Self-isolation – lessons from Etty Hillesum
Hilary Pearson writes:
Etty Hillesum (1914-1943) was a Dutch Jew. Her father was a teacher, her mother was a Russian Jewish refugee. Etty studied in Amsterdam, first law, then Slavonic languages and philosophy. Before she had completed her studies the Second World War began, and the German army occupied Holland in 1940. They immediately began rounding up Jews, separating them from the rest of the population and making them wear a yellow Star of David. In 1941 they started sending Jews to a transit camp called Westerbork, near the German border, and in 1942 began sending train loads of captives from there to Auschwitz – one of whom was Anne Frank.
Etty managed to get a job in Amsterdam as a typist with the Jewish Council. This had been set up by the Nazis, ostensibly to negotiate for the Jews with the Nazi government; the members of the Council were led to believe that they could help save at least some Jews, but that was not the intention of the Nazis. Etty volunteered to accompany Jews sent to Westerbork and worked in the camp hospital. Her parents and brother were sent to the camp, and Etty managed to use her influence to save them when they were first due to be put on a transport to Auschwitz. In the end she could not save them – or herself – and in September 1943 they were all put on a train and died in Auschwitz shortly afterwards.
During this period Etty kept a diary, which ought to be as well-known as Anne Frank’s. Among other things, this records her remarkable spiritual development. Here is an extract from the early part of her time in the camp:
‘…I repose in myself. And that part of myself, that deepest and richest part in which I repose, is what I call “God” … Truly, my life is one long harkening unto myself and unto others, unto God. And if I say that I harken, it is really God who harkens inside me.’

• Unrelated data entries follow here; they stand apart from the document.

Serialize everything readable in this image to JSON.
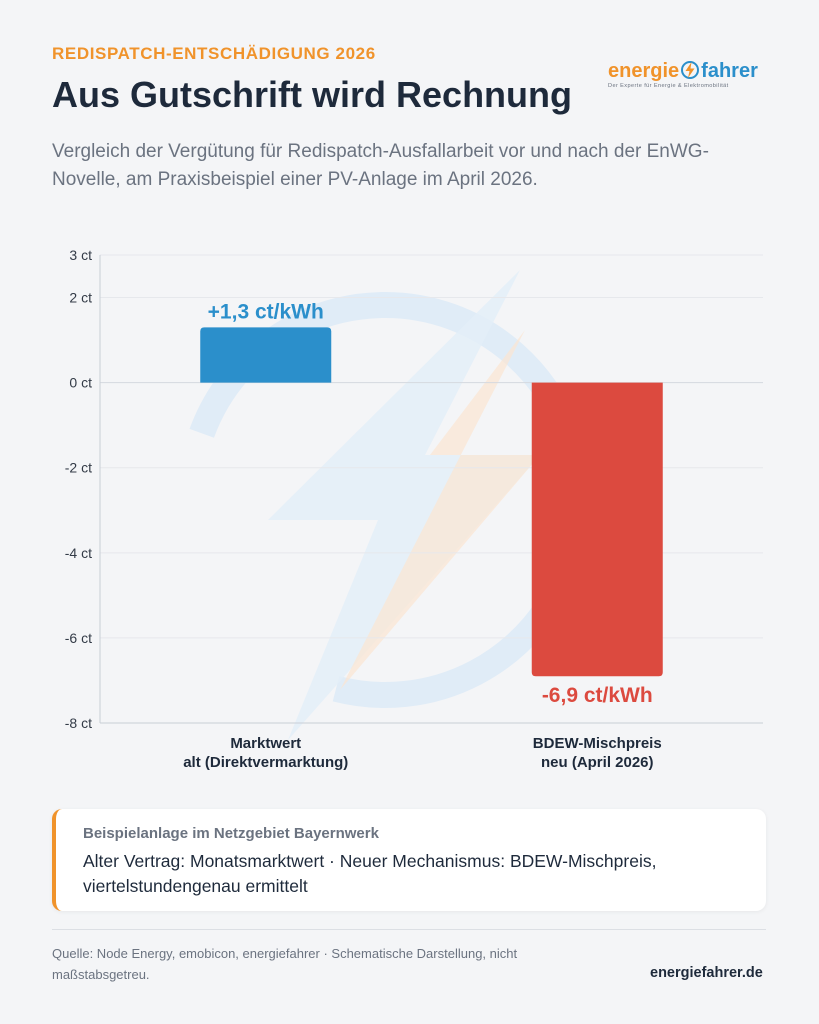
{
  "header": {
    "kicker": "REDISPATCH-ENTSCHÄDIGUNG 2026",
    "title": "Aus Gutschrift wird Rechnung",
    "subtitle": "Vergleich der Vergütung für Redispatch-Ausfallarbeit vor und nach der EnWG-Novelle, am Praxisbeispiel einer PV-Anlage im April 2026."
  },
  "logo": {
    "word_part1": "energie",
    "word_part2": "fahrer",
    "tagline": "Der Experte für Energie & Elektromobilität"
  },
  "colors": {
    "accent": "#f0932b",
    "positive": "#2b8fcb",
    "negative": "#dc4a3f",
    "watermark_blue": "#d4e6f5",
    "watermark_orange": "#fbe3cc"
  },
  "chart_data": {
    "type": "bar",
    "categories": [
      [
        "Marktwert",
        "alt (Direktvermarktung)"
      ],
      [
        "BDEW-Mischpreis",
        "neu (April 2026)"
      ]
    ],
    "values": [
      1.3,
      -6.9
    ],
    "data_labels": [
      "+1,3 ct/kWh",
      "-6,9 ct/kWh"
    ],
    "bar_colors": [
      "#2b8fcb",
      "#dc4a3f"
    ],
    "yticks": [
      3,
      2,
      0,
      -2,
      -4,
      -6,
      -8
    ],
    "ytick_labels": [
      "3 ct",
      "2 ct",
      "0 ct",
      "-2 ct",
      "-4 ct",
      "-6 ct",
      "-8 ct"
    ],
    "ylim": [
      -8,
      3
    ],
    "grid": true
  },
  "note": {
    "title": "Beispielanlage im Netzgebiet Bayernwerk",
    "body": "Alter Vertrag: Monatsmarktwert · Neuer Mechanismus: BDEW-Mischpreis, viertelstundengenau ermittelt"
  },
  "footer": {
    "source": "Quelle: Node Energy, emobicon, energiefahrer · Schematische Darstellung, nicht maßstabsgetreu.",
    "site": "energiefahrer.de"
  }
}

Shortly after that she wrote: ‘“God give me calm and let me face everything squarely.” There is so much to face. First, I must start living a disciplined life…I have moments when I am suddenly filled with sadness; sadness that I cannot walk out of my barracks and onto the great moor outside…Those two months behind barbed wire have been the two richest and most intense months of my life, in which my highest values were so deeply confirmed.’ Can we, in our much less difficult ‘imprisonment’, say the same?
After she had learned that she could not delay the trip to what she knew was almost certain death, she wrote in a letter to a friend: “You have made me so rich, oh God, please let me share Your beauty with open hands.” And her last writing, a postcard thrown from the train as it left for Auschwitz, said: “We left the camp, singing…”
If you can get hold of the book of her writings “An Interrupted Life and Letters from Westerbork”, I cannot think of better reading for our period in lock-down. It shows how the human spirit open to God can rise above the harshest situations, even in the face of great evil.